Before I could engage the duplicitously dialectal Ms. Mindy in further conversation, Bob the Weatherman/Literary Guru wanted to go over a few pre-interview questions to get acquainted.

"What do you make of our city, Tod?" he asked. He smiled at me like we were already on camera.

"It's nice, Bob," I said.

"Great. Great. Well, it's great to have you here, Tod."

"It's great to be here."

"What do you write about, Tod?"

I rambled on for about five minutes, telling Bob the fascinating twists and turns of all the words I've ever written. During the duration of this, Bob continually patted down the hump of hair along his skull, as if he were afraid it might hop off him at some point.

"Well that's great, Tod." Had I said anything all that great? Or that would require that response? No, in fact, I'd just told Bob that I write about the darkness of the human heart. "We're gonna go on in about 10 minutes, so let's have a great show, okay, Tod?"

"Okay, Bob," I said. I realized right then that I hated Bob. He was a karaoke machine with an excessively bad hair piece, or a genetic wonder who could make his own hair take on the quality of something synthetic. He said my name too many times, to the point that it made me uncomfortable with the sound of it, as if it was the secret word that would cause Christians, Catholics, Jews, Muslims, Scientologists and crazed Rick Springfield fans the world over to begin writing me hate mail (again) and flooding my e-mail box with home-refinancing offers. I'd have to battle to say anything interesting on this program, I just knew, so I reconciled that I'd have to basically ask and answer my own questions by virtue of being a long-winded ass-bag. Heck, I might even throw in something of local interest, just to get the people in the city fired up. Something like, "Vote John Kerry!"

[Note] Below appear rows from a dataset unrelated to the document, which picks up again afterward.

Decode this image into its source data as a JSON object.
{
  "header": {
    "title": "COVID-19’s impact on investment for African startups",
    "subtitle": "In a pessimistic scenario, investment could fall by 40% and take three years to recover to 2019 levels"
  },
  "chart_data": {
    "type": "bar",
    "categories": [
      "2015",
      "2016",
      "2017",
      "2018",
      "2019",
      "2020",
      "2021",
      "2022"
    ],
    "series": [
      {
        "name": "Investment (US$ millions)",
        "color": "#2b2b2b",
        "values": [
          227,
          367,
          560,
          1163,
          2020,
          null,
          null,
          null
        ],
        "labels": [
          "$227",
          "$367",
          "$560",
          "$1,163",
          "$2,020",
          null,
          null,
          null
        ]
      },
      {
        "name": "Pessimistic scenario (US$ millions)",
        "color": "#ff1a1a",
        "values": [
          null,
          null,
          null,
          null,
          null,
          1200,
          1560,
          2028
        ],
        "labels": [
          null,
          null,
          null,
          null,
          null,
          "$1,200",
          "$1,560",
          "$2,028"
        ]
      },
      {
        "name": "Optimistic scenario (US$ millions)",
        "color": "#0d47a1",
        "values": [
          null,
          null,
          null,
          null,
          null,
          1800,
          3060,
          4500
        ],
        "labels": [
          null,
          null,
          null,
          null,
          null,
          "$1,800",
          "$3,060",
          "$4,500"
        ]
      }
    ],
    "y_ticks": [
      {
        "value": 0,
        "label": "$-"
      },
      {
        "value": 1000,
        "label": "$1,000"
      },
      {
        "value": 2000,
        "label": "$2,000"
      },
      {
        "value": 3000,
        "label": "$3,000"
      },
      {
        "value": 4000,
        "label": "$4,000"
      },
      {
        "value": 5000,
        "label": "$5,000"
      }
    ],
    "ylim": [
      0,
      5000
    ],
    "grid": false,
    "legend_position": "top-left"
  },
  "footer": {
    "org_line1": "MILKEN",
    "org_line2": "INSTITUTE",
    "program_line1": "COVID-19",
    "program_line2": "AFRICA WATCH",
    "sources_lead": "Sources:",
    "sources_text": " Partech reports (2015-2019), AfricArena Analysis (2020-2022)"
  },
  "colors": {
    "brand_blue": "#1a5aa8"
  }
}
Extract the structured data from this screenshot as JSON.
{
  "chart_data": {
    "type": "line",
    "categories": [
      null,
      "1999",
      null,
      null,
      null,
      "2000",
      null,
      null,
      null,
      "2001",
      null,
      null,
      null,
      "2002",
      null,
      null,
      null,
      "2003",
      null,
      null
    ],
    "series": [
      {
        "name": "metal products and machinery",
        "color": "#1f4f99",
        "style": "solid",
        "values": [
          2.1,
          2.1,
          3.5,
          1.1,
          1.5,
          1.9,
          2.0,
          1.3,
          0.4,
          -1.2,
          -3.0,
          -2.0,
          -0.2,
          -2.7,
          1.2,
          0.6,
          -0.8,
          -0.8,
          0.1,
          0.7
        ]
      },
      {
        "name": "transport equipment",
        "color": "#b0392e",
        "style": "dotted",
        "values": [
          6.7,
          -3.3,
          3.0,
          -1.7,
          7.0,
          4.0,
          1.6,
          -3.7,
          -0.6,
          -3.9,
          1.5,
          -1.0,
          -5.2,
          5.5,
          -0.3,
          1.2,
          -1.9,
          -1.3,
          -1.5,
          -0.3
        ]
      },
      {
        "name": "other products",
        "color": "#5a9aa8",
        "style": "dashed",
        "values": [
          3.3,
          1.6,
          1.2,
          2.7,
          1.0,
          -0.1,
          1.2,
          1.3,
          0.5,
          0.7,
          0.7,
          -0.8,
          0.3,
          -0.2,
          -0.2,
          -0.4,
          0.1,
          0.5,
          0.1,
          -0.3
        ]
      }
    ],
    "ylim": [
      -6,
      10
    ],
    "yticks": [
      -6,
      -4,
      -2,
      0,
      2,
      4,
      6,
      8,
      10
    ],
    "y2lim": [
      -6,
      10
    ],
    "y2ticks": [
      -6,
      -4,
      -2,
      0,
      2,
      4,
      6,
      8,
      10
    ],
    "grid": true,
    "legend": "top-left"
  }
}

Moments later, I was ushered onto the stage with Bob. The camera man pointed to us, Mindy excused herself to the bathroom, and the following conversation ensued, cameras rolling...all of Bob's questions flashing on the prompter:

"What do you make of our city, Tod?"

"It's nice, Bob."

"Well, it's great to have you here, Tod."

"It's great to be here, Bob."

"What do you write about, Tod?"

I pondered making local news history. What if I just stood up and punched Bob on top of his toupee? Is it even against the law to punch an inanimate object?

"The darkness of the human heart. Love. Hate..."

"That's great, Tod. Thanks so much for coming to visit."

"Thank you, Bob. Thank you ever so much."